- Bonnie Brae Location within Illinois Bonnie Brae Location within the United States
- Coordinates: 41°35′59″N 88°2′4″W﻿ / ﻿41.59972°N 88.03444°W
- Country: United States
- State: Illinois
- County: Will
- Township: Lockport

Area
- • Total: 0.19 sq mi (0.49 km^{2})
- • Land: 0.19 sq mi (0.49 km^{2})
- • Water: 0 sq mi (0.00 km^{2})
- Elevation: 670 ft (200 m)

Population (2020)
- • Total: 1,287
- • Density: 6,748.0/sq mi (2,605.41/km^{2})
- Time zone: UTC-6 (Central (CST))
- • Summer (DST): UTC-5 (CDT)
- ZIP Code: 60441 (Lockport)
- Area codes: 815, 779
- FIPS code: 17-07276
- GNIS feature ID: 2806458

= Bonnie Brae, Illinois =

Bonnie Brae is an unincorporated community and census-designated place (CDP) in Will County, Illinois, United States. It is in the northern part of the county and is bordered to the north, east, and south by the city of Lockport. It is 2 mi northeast of the center of Lockport and 7 mi north-northeast of Joliet.

As of the 2020 census, Bonnie Brae had a population of 1,287.

Bonnie Brae was first listed as a CDP prior to the 2020 census.

Pace provides bus service on Route 832 connecting Bonnie Brae to downtown Lockport and other destinations.

==Demographics==

Bonnie Brae first appeared as a census designated place in the 2020 U.S. census.

Historical population
| Census | Pop. | Note | %± |
| 2020 | 1,287 |  | — |
U.S. Decennial Census

===2020 census===
As of the 2020 census, Bonnie Brae had a population of 1,287 and 496 households. The median age was 36.3 years. 21.8% of residents were under the age of 18, and 11.2% were age 65 or older. For every 100 females, there were 93.2 males, and for every 100 females age 18 and over, there were 88.2 males.

100.0% of residents lived in urban areas, while 0.0% lived in rural areas.

Of all households, 29.8% had children under the age of 18 living in them. Married-couple households made up 40.7% of households, while 23.4% had a male householder with no spouse or partner present and 23.2% had a female householder with no spouse or partner present. Individuals made up 23.2% of all households, and 10.8% had someone living alone who was 65 years of age or older.

There were 506 housing units, of which 2.0% were vacant. The homeowner vacancy rate was 0.9%, and the rental vacancy rate was 0.0%.
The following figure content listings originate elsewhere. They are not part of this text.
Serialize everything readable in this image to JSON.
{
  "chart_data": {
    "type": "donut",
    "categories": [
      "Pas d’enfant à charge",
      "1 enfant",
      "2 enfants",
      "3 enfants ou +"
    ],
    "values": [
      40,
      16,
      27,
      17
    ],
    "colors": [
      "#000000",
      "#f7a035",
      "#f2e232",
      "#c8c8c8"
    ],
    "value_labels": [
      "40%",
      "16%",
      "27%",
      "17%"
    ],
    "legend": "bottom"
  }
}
Bonnie Brae CDP, Illinois – Racial and ethnic composition Note: the US Census treats Hispanic/Latino as an ethnic category. This table excludes Latinos from the racial categories and assigns them to a separate category. Hispanics/Latinos may be of any race.
| Race / Ethnicity (NH = Non-Hispanic) | Pop 2020 | % 2020 |
|---|---|---|
| White alone (NH) | 960 | 74.59% |
| Black or African American alone (NH) | 13 | 1.01% |
| Native American or Alaska Native alone (NH) | 4 | 0.31% |
| Asian alone (NH) | 13 | 1.01% |
| Native Hawaiian or Pacific Islander alone (NH) | 0 | 0.00% |
| Other race alone (NH) | 6 | 0.47% |
| Mixed race or Multiracial (NH) | 83 | 6.45% |
| Hispanic or Latino (any race) | 208 | 16.16% |
| Total | 1,287 | 100.00% |

==Education==
It is in the Will County School District 92 and the Lockport Township High School District 205.